Annoying a stay-at-home-mum

by - March 20, 2015

I did anticipate that becoming a parent is going to bring lots of changes to the family. I know it was not going to be easy and I have to make a lot of sacrifices and listen to some advise. I love my family. I enjoy looking after my little one and the Pros of being a SAHM (Stay At Home Mum) is definitely more than the Cons because the reward and satisfaction I get makes it all worth it.

But I want to share/vent some annoying things I have been told after I became a parent.
10 things I get annoyed with.

1. You have the luxury and so lucky to stay at home and not work.
Reality check. My choice to stay at home was not by luck and certainly not a luxury. This is only made possible through stringent planning, daily budgeting, realistic spending and of cos foregoing luxury. I gave up a career I spend many years to build up, I was on a roll. Does it not occur to you that unlike you, I actually enjoy my work and giving it all up was a difficult decision.

2. Why don't you send him to childcare.
People send or don't send their kids to childcare for many reasons. And they are reasons I do not wish to discuss with you. But if you really want to know why, I can give you one out of the many I have. I visited a centre once thinking of childcare options. I saw a very young 8month old with thick green snort running down his nose. He looked miserable. End of story. If you still don't get it, you will once you become a parent.

3. Did you feed him this food and that food it's good for him. You should cook him that food.
Would you like to know that the food you sometimes mention needs me to drive 1hour away to get. Would you like to know that the food you suggest is not often available here. Would you like to know that what's good for him is up to me as a parent to decide. He is well and alive. Thank you for your kind suggestions.

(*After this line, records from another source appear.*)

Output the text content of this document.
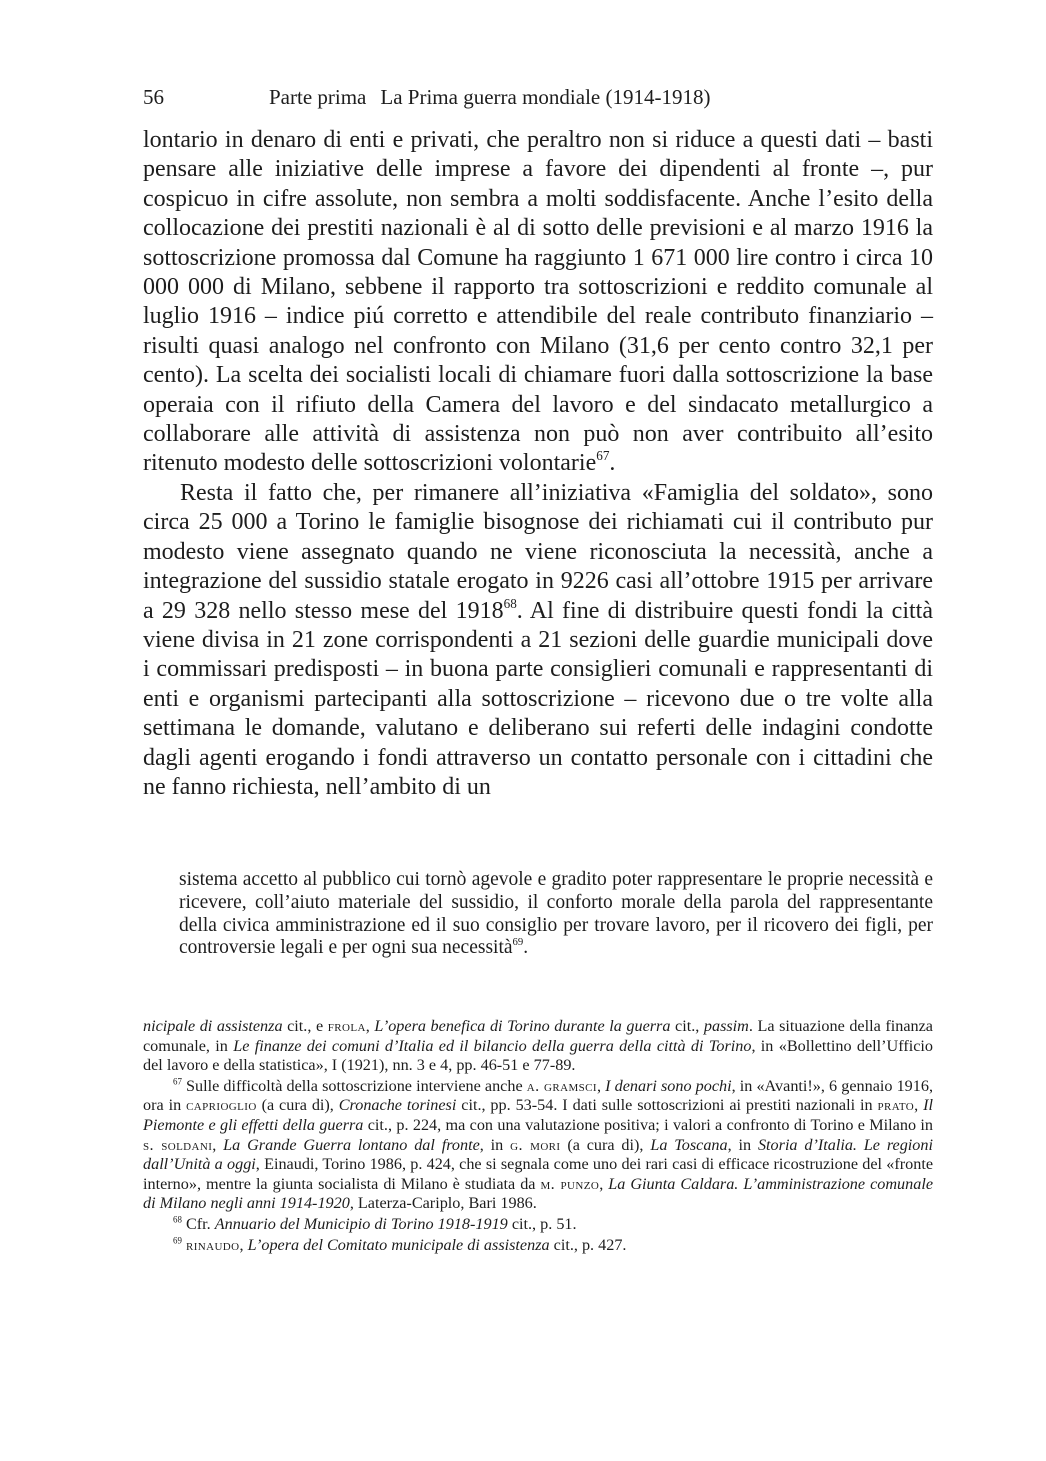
56	Parte prima La Prima guerra mondiale (1914-1918)

lontario in denaro di enti e privati, che peraltro non si riduce a questi dati – basti pensare alle iniziative delle imprese a favore dei dipendenti al fronte –, pur cospicuo in cifre assolute, non sembra a molti soddisfacente. Anche l’esito della collocazione dei prestiti nazionali è al di sotto delle previsioni e al marzo 1916 la sottoscrizione promossa dal Comune ha raggiunto 1 671 000 lire contro i circa 10 000 000 di Milano, sebbene il rapporto tra sottoscrizioni e reddito comunale al luglio 1916 – indice piú corretto e attendibile del reale contributo finanziario – risulti quasi analogo nel confronto con Milano (31,6 per cento contro 32,1 per cento). La scelta dei socialisti locali di chiamare fuori dalla sottoscrizione la base operaia con il rifiuto della Camera del lavoro e del sindacato metallurgico a collaborare alle attività di assistenza non può non aver contribuito all’esito ritenuto modesto delle sottoscrizioni volontarie$^{67}$.

Resta il fatto che, per rimanere all’iniziativa «Famiglia del soldato», sono circa 25 000 a Torino le famiglie bisognose dei richiamati cui il contributo pur modesto viene assegnato quando ne viene riconosciuta la necessità, anche a integrazione del sussidio statale erogato in 9226 casi all’ottobre 1915 per arrivare a 29 328 nello stesso mese del 1918$^{68}$. Al fine di distribuire questi fondi la città viene divisa in 21 zone corrispondenti a 21 sezioni delle guardie municipali dove i commissari predisposti – in buona parte consiglieri comunali e rappresentanti di enti e organismi partecipanti alla sottoscrizione – ricevono due o tre volte alla settimana le domande, valutano e deliberano sui referti delle indagini condotte dagli agenti erogando i fondi attraverso un contatto personale con i cittadini che ne fanno richiesta, nell’ambito di un

sistema accetto al pubblico cui tornò agevole e gradito poter rappresentare le proprie necessità e ricevere, coll’aiuto materiale del sussidio, il conforto morale della parola del rappresentante della civica amministrazione ed il suo consiglio per trovare lavoro, per il ricovero dei figli, per controversie legali e per ogni sua necessità$^{69}$.

nicipale di assistenza cit., e frola, L’opera benefica di Torino durante la guerra cit., passim. La situazione della finanza comunale, in Le finanze dei comuni d’Italia ed il bilancio della guerra della città di Torino, in «Bollettino dell’Ufficio del lavoro e della statistica», I (1921), nn. 3 e 4, pp. 46-51 e 77-89.

$^{67}$ Sulle difficoltà della sottoscrizione interviene anche a. gramsci, I denari sono pochi, in «Avanti!», 6 gennaio 1916, ora in caprioglio (a cura di), Cronache torinesi cit., pp. 53-54. I dati sulle sottoscrizioni ai prestiti nazionali in prato, Il Piemonte e gli effetti della guerra cit., p. 224, ma con una valutazione positiva; i valori a confronto di Torino e Milano in s. soldani, La Grande Guerra lontano dal fronte, in g. mori (a cura di), La Toscana, in Storia d’Italia. Le regioni dall’Unità a oggi, Einaudi, Torino 1986, p. 424, che si segnala come uno dei rari casi di efficace ricostruzione del «fronte interno», mentre la giunta socialista di Milano è studiata da m. punzo, La Giunta Caldara. L’amministrazione comunale di Milano negli anni 1914-1920, Laterza-Cariplo, Bari 1986.

$^{68}$ Cfr. Annuario del Municipio di Torino 1918-1919 cit., p. 51.

$^{69}$ rinaudo, L’opera del Comitato municipale di assistenza cit., p. 427.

4. Don't feed him all these food pouches when you are traveling it has no nutritional value and you can't feed him the food we adults eat.
So would you be so kind to suggest how I can cook some nutritious food while miles away from a kitchen. Perhaps next time I should bring along a portable cooker, cooking utensils, bags of fresh produce, set up camp and cook some nice food. That is totally achievable at the airport, shopping mall, tourist attractions and restaurants. Yes, cooking in the hotel room before going out is stupid suggestion.

5. Did you know that so and so was already doing these things at his age. Have you started to teach him to do the same if not you should.
My son is a unique individual that likes to learn at his own pace. Enough said.

6. You can sleep when your baby sleep. It must be awesome to have all these free time.
Yes super awesome because this free time includes, washing nappies, washing dishes, cleaning up the food mess on the floor-table-walls, cooking for myself, cooking for the kid, folding nappies, keeping the kid's toys, finding the missing pieces, keeping the other things he pull out from around the house, re-folding all the clothes he pull from the clothes drawer, taking a shower, and finally 10mins if I'm lucky to write part of this post, check some social media, and close my eyes to sleep for a whole minute. Just a small part of awesome free time I have while the baby sleeps. (This is on a good day)

7. (While baby is tired and crying frantically and wriggling at the same time) Try hold him this way, soothe him that way, watch his head, what's wrong with him, why is he crying non-stop, he must be tired, look at this toy baby, make funny faces while clapping loudly.
Yes, I have people who did all that to me and my overtired baby one advise at a time or bombarded all at once. I'm a good parent trying my best to calm my baby to sleep the way I know how. Your overly enthustic manner of trying to help is appreciated but please let me handle it alone unless I ask for your help.

8. You should go out more to the park with your baby. It's good to let them lie expose under the sun. No hat, no sunscreen, no protection.
Are you insane!

9. Bring him out more to meet people don't stay cope up at home all the time.
How often do you suggest I go out? Is 3 times a week not enough for you. Do I really have to take the 1hour long journey out of my house by public transport to meet strangers at a mall. Do I really have to bring him to the park everyday. Do you know that there are some weeks during the year that going out is really a stupid thing to do with a young baby. How about there are just some days where I'm not feeling up for it because I haven't slept well since my child was born.

10. I want to see your baby. Let's meet for dinner here at 8:30pm.
Sorry if I have to blow you off time and time again because cranky baby is not good company. I also can't really help it if he falls asleep at 7pm even after I tried my best to force his eyes open. And like they always say "never wake a sleeping baby". How about dinner at 6pm instead and you are most welcome to come visit if you are not too busy over the weekend.

I can understand that some people without children really have no idea what it is like to have kids. I don't blame them for asking some genuine questions or saying some things. They just really have no clue. But I just cannot take it when those who have children think they know better and try to teach me how to raise my child "correctly" without me asking them. Who are you to know what's correct for my child. My child is an individual, I'm trying my best like all parents. You should respect me and my decisions as a parent to know what's best for my child, not what you think is best. Quite frankly, I really don't give a sh*t what you think.